Le 2 septembre
2003 - Un an après
l'enquête réalisée en juillet 2002,
notre étude réalisée pour Cap
Gemini Ernst&Young permet de suivre
l'évolution du rapport des Français aux
services publics sur Internet, tout en élargissant
l'observation aux grands pays européens - l'Allemagne
et la Grande-Bretagne. A cette fin, TNS Sofres a coordonné
la réalisation d'une étude en face-à-face
auprès d'échantillons représentatifs
des populations nationales âgées de 18 ans
et plus en France (1000 personnes), Allemagne (517 personnes,
étude réalisée par TNS Emnid) et
Grande-Bretagne (617 personnes, étude réalisée
par TNS UK). Principal enseignement : l'Internet
public peut constituer un véritable levier de la
modernisation des structures étatiques et de l'amélioration
de leur rapport aux citoyens. Cela passe par un développement
structurel de l'Internet public et de l'accès des
citoyens à celui-ci, développement qui doit
se faire selon des modalités permettant de lever
les réticences et incertitudes existant dans des
opinions publiques, qui se montrent dans l'ensemble très
ouvertes à une telle évolution.
Les
usages actuels des services publics sur Internet
Avec 38%
d'internautes déclarés, la France apparaît
très légèrement en retrait de l'Allemagne
(40%) et de la Grande-Bretagne (44%). Cependant, outre
que ce chiffre est en augmentation continue (5% en 1998 ,
36% dans l'étude de juillet 2002), il atteste d'un
rattrapage par la France du retard qu'elle avait en terme
de pratique d'Internet par rapport à ses pays européens
quelques années auparavant. Enfin, au-delà
des comparaisons, il convient surtout de retenir de cette
mesure que dans les grands pays européens, près
d'un citoyen adulte sur deux est internaute, ce qui donne
la mesure de l'enjeu d'un développement des services
publics sur Internet.
Le rapport
à Internet demeure cependant fortement indexé
sur le profil socio-démographique des individus,
et ce dans les trois pays couverts par l'enquête.

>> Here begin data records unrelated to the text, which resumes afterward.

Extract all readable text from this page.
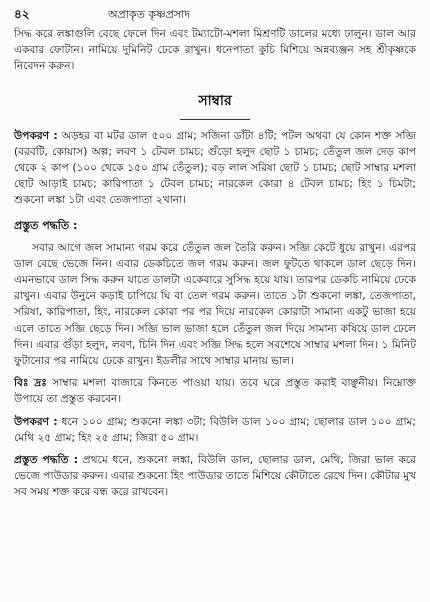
৪২	অপ্রাকৃত কৃষ্ণপ্রসাদ

সিদ্ধ করে লঙ্কাগুলি বেছে ফেলে দিন এবং টম্যাটো-মশলা মিশ্রণটি ডালের মধ্যে ঢালুন। ডাল আর একবার ফোটান। নামিয়ে দুমিনিট ঢেকে রাখুন। ধনেপাতা কুচি মিশিয়ে অন্নব্যঞ্জন সহ শ্রীকৃষ্ণকে নিবেদন করুন।

সাম্বার

উপকরণ : অড়হর বা মটর ডাল ৫০০ গ্রাম; সজিনা ডাঁটা ৪টি; পটল অথবা যে কোন শক্ত সব্জি (বরবটি, কোয়াস) অল্প; লবণ ১ টেবল চামচ; গুঁড়ো হলুদ ছোট ১ চামচ; তেঁতুল জল দেড় কাপ থেকে ২ কাপ (১০০ থেকে ১৫০ গ্রাম তেঁতুল); বড় লাল সরিষা ছোট ১ চামচ; ছোট সাম্বার মশলা ছোট আড়াই চামচ; কারিপাতা ১ টেবল চামচ; নারকেল কোরা ৪ টেবল চামচ; হিং ১ চিমটা; শুকনো লঙ্কা ১টা এবং তেজপাতা ২খানা।

প্রস্তুত পদ্ধতি :

সবার আগে জল সামান্য গরম করে তেঁতুল জল তৈরি করুন। সব্জি কেটে ধুয়ে রাখুন। এরপর ডাল বেছে ভেজে নিন। এবার ডেকচিতে জল গরম করুন। জল ফুটতে থাকলে ডাল ছেড়ে দিন। এমনভাবে ডাল সিদ্ধ করুন যাতে ডালটা একেবারে সুসিদ্ধ হয়ে যায়। তারপর ডেকচি নামিয়ে ঢেকে রাখুন। এবার উনুনে কড়াই চাপিয়ে ঘি বা তেল গরম করুন। তাতে ১টা শুকনো লঙ্কা, তেজপাতা, সরিষা, কারিপাতা, হিং, নারকেল কোরা পর পর দিয়ে নারকেল কোরাটা সামান্য একটু ভাজা হয়ে এলে তাতে সব্জি ছেড়ে দিন। সব্জি ভাল ভাজা হলে তেঁতুল জল দিয়ে সামান্য কষিয়ে ডাল ঢেলে দিন। এবার গুঁড়া হলুদ, লবণ, চিনি দিন এবং সব্জি সিদ্ধ হলে সবশেষে সাম্বার মশলা দিন। ১ মিনিট ফুটানোর পর নামিয়ে ঢেকে রাখুন। ইডলীর সাথে সাম্বার মানায় ভাল।

বিঃ দ্রঃ সাম্বার মশলা বাজারে কিনতে পাওয়া যায়। তবে ঘরে প্রস্তুত করাই বাঞ্ছনীয়। নিম্নোক্ত উপায়ে তা প্রস্তুত করবেন।

উপকরণ : ধনে ১০০ গ্রাম; শুকনো লঙ্কা ৩টা; বিউলি ডাল ১০০ গ্রাম; ছোলার ডাল ১০০ গ্রাম; মেথি ২৫ গ্রাম; হিং ২৫ গ্রাম; জিরা ৫০ গ্রাম।

প্রস্তুত পদ্ধতি : প্রথমে ধনে, শুকনো লঙ্কা, বিউলি ডাল, ছোলার ডাল, মেথি, জিরা ভাল করে ভেজে পাউডার করুন। এবার শুকনো হিং পাউডার তাতে মিশিয়ে কৌটাতে রেখে দিন। কৌটার মুখ সব সময় শক্ত করে বন্ধ করে রাখবেন।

La connexion à Internet reste une pratique plus
caractéristique des hommes, des jeunes (en France,
72% des 18-25 ans vont sur Internet, et un tiers des moins
de 35 ans se connectent quotidiennement ou presque), des
catégories moyennes et supérieures, des
actifs employés, des haut diplômés
et des habitants de grandes villes. En France comme en
Grande-Bretagne se confirme également l'influence
primordiale de la présence d'une connexion Internet
dans le foyer.
L'audience
des sites publics
Sur l'ensemble
des trois pays couverts par l'enquête, plus d'un
internaute sur deux s'est connecté à un
site Internet de service public ou d'administration nationale
ou locale au cours de l'année écoulée.
Cette audience culmine en France (65%, dont 19% régulièrement),
mais est également importante en Allemagne (54%)
et à un moindre degré en Grande-Bretagne
(49%) - peut-être du fait d'une place moins importante
des services publics dans la vie quotidienne des Britanniques
et du rapport moins fort que ceux-ci entretiennent avec
l'État.
Si la fréquentation
des sites de services publics est aussi typée,
du point de vue de la catégorie sociale et du niveau
de diplôme, que la pratique d'Internet en général,
il n'en va pas de même pour les autres indicateurs.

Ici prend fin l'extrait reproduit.